Annabel Crabb hit a nerve with this article opening recently:

You're one week into a federal election campaign that is going to sprawl malevolently over one sixth of this calendar year. So I imagine you may be reading this in the comfort of your own home panic room. Or maybe you're living under the surface of a local billabong, respiring shallowly through a straw and emerging only under cover of darkness to scavenge for picnic scraps. All perfectly understandable.

So for a cheery break, I want to talk about endangered animals.

It appears I'm not the only one who is highly frustrated by the current political climate. The double disillusion meme about Shorten vs. Turnbull only scratches the surface of the problem: we have an excess of self-serving, short-sighted narcissists vying for our votes, and a distinct lack of real leadership.1

So I'd like to take this opportunity to remind Australian voters that preferential voting is a key weapon in our arsenal to bring some humility to our so-called representatives.

All you have to do is this: put everyone but the majors before the majors on both the Senate and the House of Representatives ballots.
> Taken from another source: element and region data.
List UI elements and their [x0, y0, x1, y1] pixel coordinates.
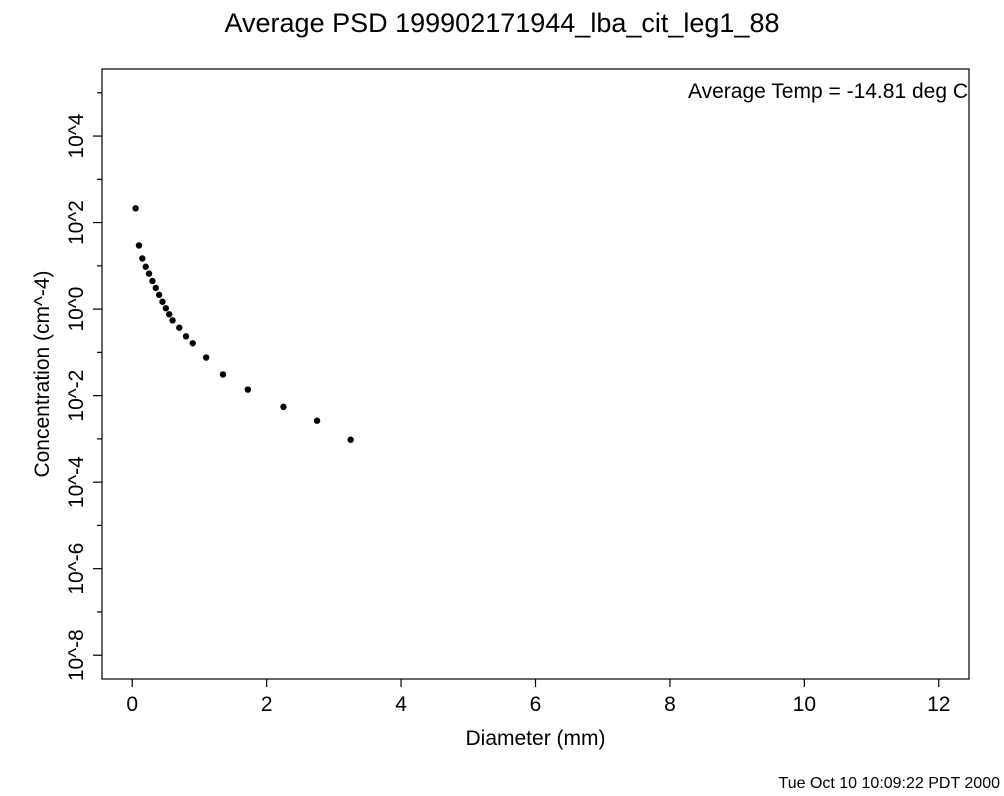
x-tick-label: 2 [261, 693, 273, 716]
data-point [219, 371, 227, 378]
data-point [313, 417, 321, 424]
chart-title: Average PSD 199902171944_lba_cit_leg1_88 [224, 8, 780, 38]
y-tick-label: 10^-2 [65, 370, 88, 422]
y-axis-label: Concentration (cm^-4) [31, 270, 54, 478]
x-tick-label: 4 [395, 693, 407, 716]
data-point [347, 436, 354, 443]
x-tick-label: 12 [927, 693, 950, 716]
y-tick-label: 10^4 [65, 113, 88, 158]
data-point [182, 333, 190, 340]
data-point [139, 255, 146, 262]
data-point [169, 317, 176, 324]
y-tick-label: 10^-8 [65, 629, 88, 681]
x-tick-label: 8 [664, 693, 676, 716]
data-point [152, 284, 159, 292]
x-tick-label: 0 [126, 693, 138, 716]
data-point [189, 340, 196, 347]
data-point [142, 263, 149, 270]
data-point [149, 277, 156, 285]
data-point [176, 324, 183, 331]
data-point [145, 270, 153, 277]
x-axis-label: Diameter (mm) [465, 727, 606, 750]
data-point [280, 403, 287, 411]
data-point [159, 298, 166, 305]
y-tick-label: 10^0 [65, 287, 88, 332]
x-axis-ticks: 0 2 4 6 8 10 12 [126, 679, 950, 716]
y-tick-label: 10^2 [65, 200, 88, 245]
x-tick-label: 6 [530, 693, 542, 716]
y-tick-label: 10^-4 [65, 456, 88, 508]
data-point [162, 305, 170, 312]
x-tick-label: 10 [793, 693, 816, 716]
timestamp: Tue Oct 10 10:09:22 PDT 2000 [778, 775, 1000, 792]
data-point [132, 205, 139, 212]
data-points [132, 205, 354, 443]
data-point [135, 242, 143, 249]
y-tick-label: 10^-6 [65, 543, 88, 595]
data-point [166, 311, 173, 318]
y-axis-ticks: 10^-8 10^-6 10^-4 10^-2 10^0 10^2 10^4 [65, 92, 102, 681]
data-point [244, 386, 252, 393]
plot-frame [101, 68, 970, 680]
data-point [202, 354, 210, 361]
average-temp-annotation: Average Temp = -14.81 deg C [688, 80, 968, 103]
data-point [155, 291, 163, 299]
It's that simple. Still pick the parties which better match your views, but make sure you leave the ones who actually have a chance of getting elected to the end. The new above-the-line preferential voting in the Senate makes this nice and easy.

In the Senate, this has a great chance of actually electing minor party members, as happened during the last federal elections. In the House of Reps it's far less likely that the non-majors will be elected, but at least those electorates which have prominent independents might see some change (in the way of a swing away from the majors).
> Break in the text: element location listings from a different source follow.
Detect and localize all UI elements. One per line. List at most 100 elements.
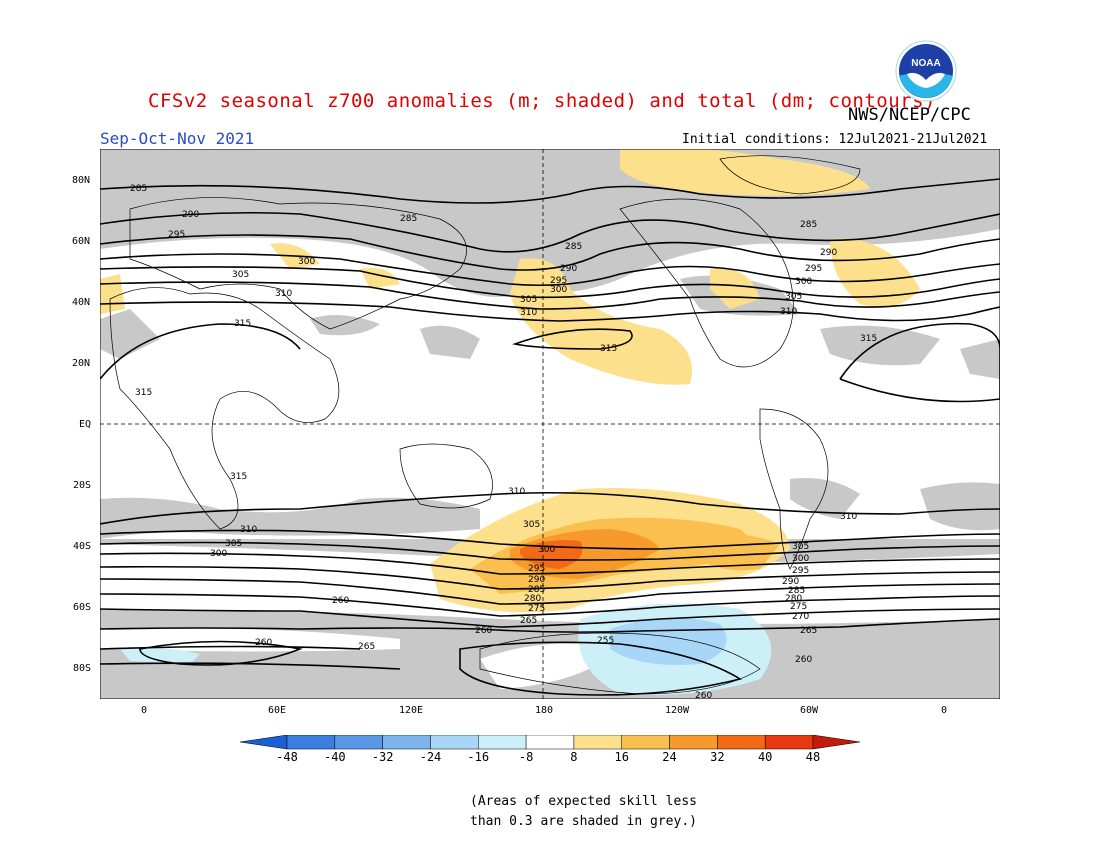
colorbar-segment	[764, 735, 814, 750]
contour-label-260b: 260	[255, 638, 272, 648]
contour-label-280: 280	[524, 594, 541, 604]
contour-label-280b: 280	[785, 594, 802, 604]
contour-label-285f: 285	[788, 586, 805, 596]
colorbar-segment	[573, 735, 622, 750]
contour-label-265b: 265	[520, 616, 537, 626]
map-panel: 285 290 295 300 305 310 315 315 315 315 …	[100, 149, 1000, 699]
contour-label-300b: 300	[550, 285, 567, 295]
contour-label-315b: 315	[135, 388, 152, 398]
colorbar-tick-label: 48	[805, 750, 821, 764]
contour-label-275: 275	[528, 604, 545, 614]
colorbar-segment	[478, 735, 527, 750]
colorbar-tick-label: -32	[371, 750, 394, 764]
contour-label-290e: 290	[782, 577, 799, 587]
colorbar-arrow-left	[240, 735, 288, 750]
skill-note-line-1: (Areas of expected skill less	[470, 794, 697, 809]
contour-label-310f: 310	[780, 307, 797, 317]
colorbar-tick-label: -16	[467, 750, 490, 764]
skill-note-line-2: than 0.3 are shaded in grey.)	[470, 814, 697, 829]
contour-label-290: 290	[182, 210, 199, 220]
colorbar-tick-label: 32	[710, 750, 725, 764]
contour-label-300d: 300	[210, 549, 227, 559]
contour-label-310c: 310	[240, 525, 257, 535]
contour-label-260d: 260	[795, 655, 812, 665]
contour-label-285: 285	[130, 184, 147, 194]
lon-label-120e: 120E	[399, 705, 424, 716]
contour-label-285d: 285	[800, 220, 817, 230]
colorbar-tick-label: -48	[276, 750, 298, 764]
contour-label-300e: 300	[538, 545, 555, 555]
contour-label-270: 270	[792, 612, 809, 622]
height-contours	[100, 178, 1000, 696]
lat-label-40n: 40N	[72, 297, 91, 308]
lat-label-eq: EQ	[79, 419, 92, 430]
contour-label-300f: 300	[792, 554, 809, 564]
contour-label-295e: 295	[792, 566, 809, 576]
coastlines	[109, 155, 861, 695]
contour-label-265c: 265	[800, 626, 817, 636]
positive-anomaly-regions	[100, 149, 920, 613]
contour-label-290c: 290	[820, 248, 837, 258]
colorbar-tick-label: 8	[570, 750, 578, 764]
agency-label: NWS/NCEP/CPC	[848, 105, 971, 125]
contour-labels: 285 290 295 300 305 310 315 315 315 315 …	[130, 184, 877, 699]
noaa-logo: NOAA	[895, 40, 957, 102]
lat-label-60n: 60N	[72, 236, 91, 247]
contour-label-310d: 310	[840, 512, 857, 522]
contour-label-290b: 290	[560, 264, 577, 274]
colorbar-segment	[669, 735, 718, 750]
colorbar-segment	[430, 735, 479, 750]
contour-label-305f: 305	[792, 542, 809, 552]
lon-label-60w: 60W	[800, 705, 819, 716]
contour-label-285e: 285	[528, 585, 545, 595]
contour-label-316: 315	[600, 344, 617, 354]
colorbar-tick-label: -24	[419, 750, 442, 764]
contour-label-315c: 315	[230, 472, 247, 482]
contour-label-310b: 310	[508, 487, 525, 497]
noaa-logo-text: NOAA	[911, 58, 940, 69]
contour-label-300: 300	[298, 257, 315, 267]
contour-label-295c: 295	[550, 276, 567, 286]
lat-label-40s: 40S	[73, 541, 92, 552]
season-label: Sep-Oct-Nov 2021	[100, 129, 255, 148]
contour-label-305e: 305	[523, 520, 540, 530]
contour-label-275b: 275	[790, 602, 807, 612]
lat-label-20s: 20S	[73, 480, 92, 491]
colorbar-segment	[334, 735, 383, 750]
colorbar-tick-label: 24	[662, 750, 677, 764]
contour-label-305c: 305	[785, 292, 802, 302]
contour-label-305b: 305	[520, 295, 537, 305]
lon-label-0-east: 0	[941, 705, 948, 716]
contour-label-255: 255	[597, 636, 614, 646]
contour-label-305d: 305	[225, 539, 242, 549]
colorbar-segment	[621, 735, 670, 750]
contour-label-295: 295	[168, 230, 185, 240]
colorbar-tick-label: -8	[518, 750, 534, 764]
contour-label-310: 310	[275, 289, 292, 299]
colorbar-segment	[286, 735, 336, 750]
contour-label-295b: 295	[805, 264, 822, 274]
contour-label-295d: 295	[528, 564, 545, 574]
colorbar	[240, 735, 860, 750]
colorbar-segment	[525, 735, 575, 750]
contour-label-265d: 265	[358, 642, 375, 652]
lat-label-80n: 80N	[72, 175, 91, 186]
contour-label-260: 260	[332, 596, 349, 606]
lon-label-60e: 60E	[268, 705, 287, 716]
lon-label-180: 180	[535, 705, 554, 716]
contour-label-310e: 310	[520, 308, 537, 318]
lat-label-20n: 20N	[72, 358, 91, 369]
contour-label-285c: 285	[565, 242, 582, 252]
skill-note: (Areas of expected skill less than 0.3 a…	[470, 792, 697, 832]
lat-label-60s: 60S	[73, 602, 92, 613]
contour-label-290d: 290	[528, 575, 545, 585]
contour-label-315: 315	[234, 319, 251, 329]
contour-label-260c: 260	[475, 626, 492, 636]
contour-label-300c: 300	[795, 277, 812, 287]
colorbar-tick-label: -40	[323, 750, 346, 764]
colorbar-segment	[382, 735, 431, 750]
initial-conditions-label: Initial conditions: 12Jul2021-21Jul2021	[682, 132, 988, 147]
lon-label-0: 0	[141, 705, 148, 716]
contour-label-260e: 260	[695, 691, 712, 699]
contour-label-315d: 315	[860, 334, 877, 344]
Which government would be better for Australia? A Turnbull-led LNP with complete control over the Senate, or a Turnbull-led LNP with 8 minor party senators, 5 of which have to be won over to get any legislation through? A Shorten-led ALP with a clear majority in the House of Reps, or a Shorten-led ALP who needs to get the Greens on board to change anything significant? I think the latter choice would be far preferable in each case.
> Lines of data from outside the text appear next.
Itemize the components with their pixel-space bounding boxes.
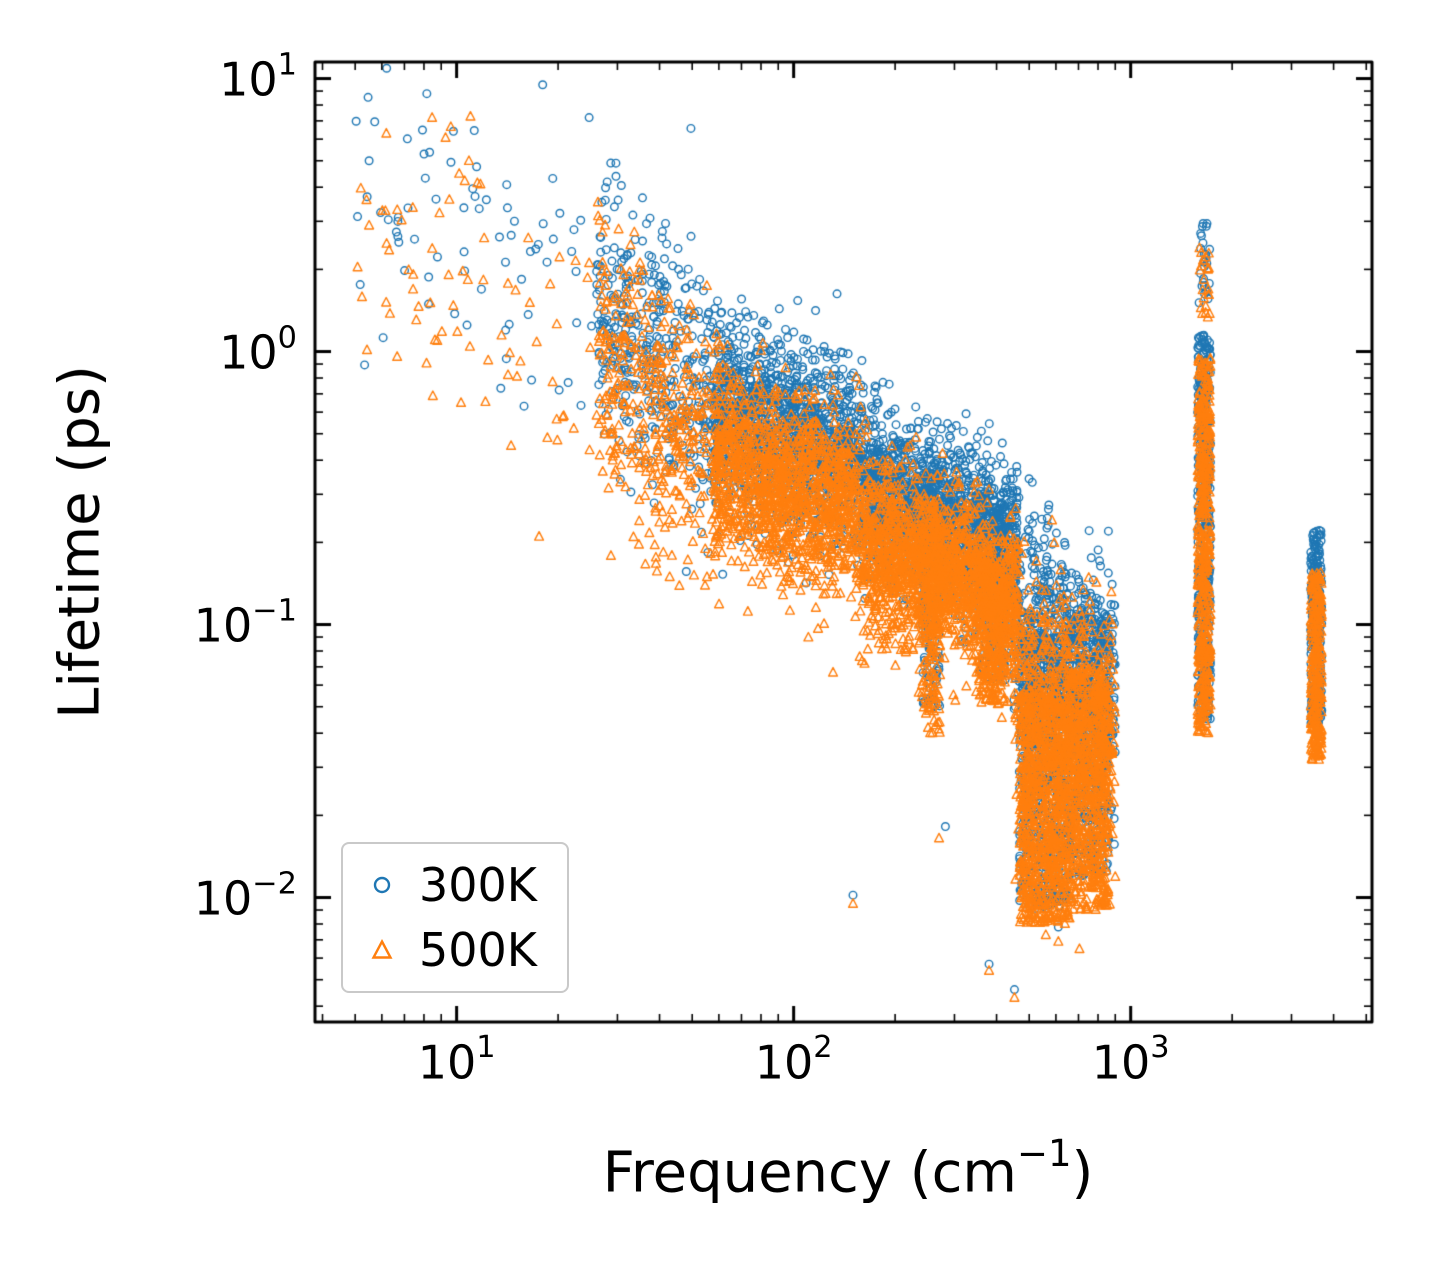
- x-tick-label: 102: [754, 1030, 833, 1090]
- x-axis-label-exponent: −1: [1016, 1132, 1072, 1176]
- legend-label-300K: 300K: [419, 858, 537, 912]
- legend-entry-300K: 300K: [361, 860, 537, 911]
- triangle-marker-icon: [361, 938, 403, 962]
- y-tick-label: 10−1: [193, 593, 297, 653]
- x-axis-label-post: ): [1071, 1140, 1094, 1206]
- legend: 300K 500K: [341, 842, 569, 994]
- y-tick-label: 100: [219, 320, 297, 380]
- y-axis-label: Lifetime (ps): [48, 365, 113, 719]
- x-axis-label-pre: Frequency (cm: [602, 1140, 1017, 1206]
- x-tick-label: 103: [1091, 1030, 1170, 1090]
- y-tick-label: 10−2: [193, 866, 297, 926]
- x-axis-label: Frequency (cm−1): [602, 1132, 1094, 1206]
- x-tick-label: 101: [417, 1030, 496, 1090]
- triangle-marker-glyph: [371, 938, 393, 959]
- legend-entry-500K: 500K: [361, 922, 537, 977]
- legend-label-500K: 500K: [419, 922, 537, 977]
- y-tick-label: 101: [219, 47, 297, 107]
- circle-marker-glyph: [373, 877, 391, 894]
- y-axis-label-text: Lifetime (ps): [47, 365, 113, 719]
- circle-marker-icon: [361, 873, 403, 897]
  1. In our recent local elections, I got so fed up with this that I instituted a new personal voting methodology: I would vote in order of whose face I had seen least often on advertising signs. In the event of a tie, I would vote based on who had seemingly spent the least on hair, makeup, and wardrobe for their advertising photos. This method was 100% successful in predicting the exact opposite of the vote count in our electorate.